Enfin, l'Avarap, association loi de 1901 implantée dans certaines métropoles françaises et dédiée à l'accompagnement des cadres en recherche d'un nouveau souffle professionnel, peut vous aider, contre quelques centaines d'euros de cotisation, à bâtir votre nouveau projet en suivant une méthode éprouvée depuis de nombreuses années et recommandée par de nombreuses grandes écoles, dont HEC et l'ESCP.
Dans tous les cas, cette réflexion vous demandera du temps et de l'énergie. À l'Avarap, on estime que l'ensemble du processus, depuis le bilan de compétences jusqu'à l'écriture du projet, prend environ 7 mois, à raison d'une quinzaine d'heures de travail par semaine.
Du rêve... à la réalité !
Se confronter au marché et au réalisme de votre projet est une étape incontournable. Parlez-en autour de vous. Échangez avec des professionnels du métier ciblé, des RH ou ayant effectué le même cheminement que vous. "Travailler son réseau est une méthode efficace pour accéder à une nouvelle fonction", assure Pierre Lamblin. Vérifiez également les perspectives d'emploi et les salaires proposés en consultant les offres publiées dans votre région.

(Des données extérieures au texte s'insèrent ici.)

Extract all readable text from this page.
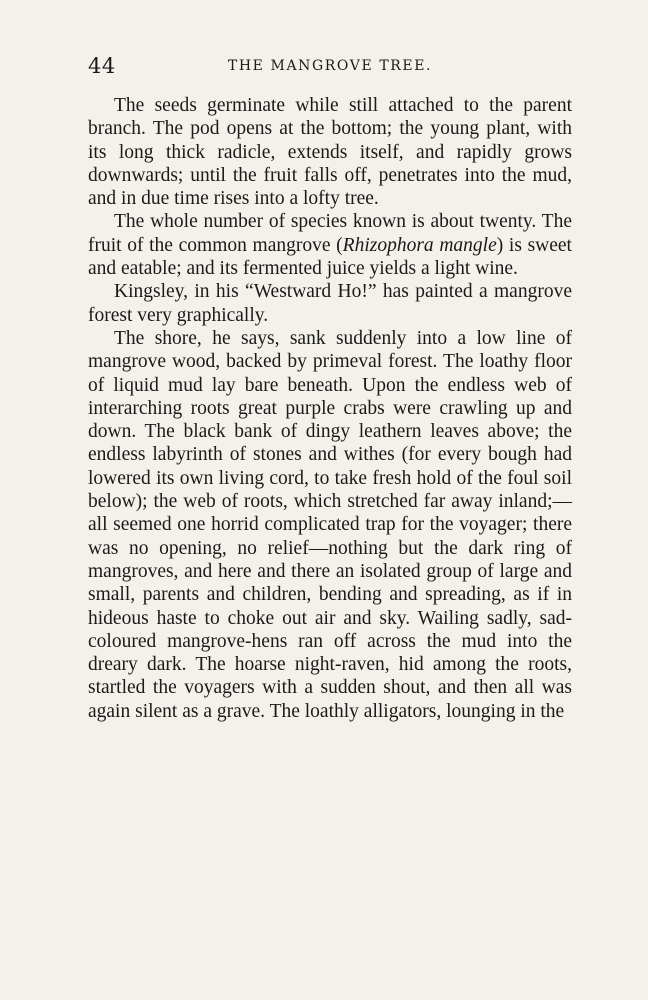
44	THE MANGROVE TREE.

The seeds germinate while still attached to the parent branch. The pod opens at the bottom; the young plant, with its long thick radicle, extends itself, and rapidly grows downwards; until the fruit falls off, penetrates into the mud, and in due time rises into a lofty tree.

The whole number of species known is about twenty. The fruit of the common mangrove (Rhizophora mangle) is sweet and eatable; and its fermented juice yields a light wine.

Kingsley, in his “Westward Ho!” has painted a mangrove forest very graphically.

The shore, he says, sank suddenly into a low line of mangrove wood, backed by primeval forest. The loathy floor of liquid mud lay bare beneath. Upon the endless web of interarching roots great purple crabs were crawling up and down. The black bank of dingy leathern leaves above; the endless labyrinth of stones and withes (for every bough had lowered its own living cord, to take fresh hold of the foul soil below); the web of roots, which stretched far away inland;—all seemed one horrid complicated trap for the voyager; there was no opening, no relief—nothing but the dark ring of mangroves, and here and there an isolated group of large and small, parents and children, bending and spreading, as if in hideous haste to choke out air and sky. Wailing sadly, sad-coloured mangrove-hens ran off across the mud into the dreary dark. The hoarse night-raven, hid among the roots, startled the voyagers with a sudden shout, and then all was again silent as a grave. The loathly alligators, lounging in the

"Intéressez-vous aux petites entreprises et au secteur de l'économie sociale et solidaire, probablement plus ouverts en termes de recrutement, plus sensibles aux compétences qu'aux parcours, signale Pierre Lamblin. Car plus la reconversion est singulière, plus les barrières seront importantes."
"Si le bilan de compétences et la phase de test du marché valident un vrai potentiel, le candidat à la reconversion peut alors passer la seconde, sinon mieux vaut éviter", alerte Jerry Knock. L'étape de concrétisation, où là encore, vous pouvez vous faire accompagner, notamment gratuitement par l'Apec, va de l'élaboration du CV au discours, au ciblage des entreprises en passant par le réseautage. Tout doit être minutieusement préparé et mis en perspective.
Le CV, par exemple, doit mettre en avant vos réalisations probantes en lien avec le nouveau poste recherché, en les décorrélant d'un secteur ou d'une fonction. "En général, les CV sont trop touffus et les plus-values qui différencient des autres professionnels sont souvent absentes ou pas mises en valeur", déplore Mireille Garolla.
Pour vendre votre projet professionnel, surtout s'il est atypique, il va vous falloir travailler votre discours. "En vous appuyant sur un storytelling intelligent, cohérent et authentique", résume l'experte. "Clarté et conviction seront vos meilleurs atouts", ajoute Jerry Knock. Envisagez également la formation pour compléter vos compétences, voire la VAE.
À noter
Changer de métier ? DG sinon rien !
Rester Daf mais dans un autre environnement, telle est l'évolution la plus réaliste pour 95 % des Daf sondés dans le cadre de l'étude "Daf à mi-carrière'' du cabinet Oasys. A contrario, se spécialiser (audit, compliance , trésorerie...) est l'option qui leur semble la moins envisageable, ne récoltant que 64 % d'opinions favorables. Entre les deux, la reprise et la création d'entreprise ou le conseil (consulting ou expertise comptable) sont des éventualités pour les trois-quarts des sondés.
Mais, s'ils devaient s'extraire de leur champ de compétences, ce serait pour un poste de direction générale : c'est une voie professionnelle réaliste pour 85 % des répondants et motivante pour un Daf sur deux. La même proportion se dit motivée par un poste de Daf avec un périmètre élargi.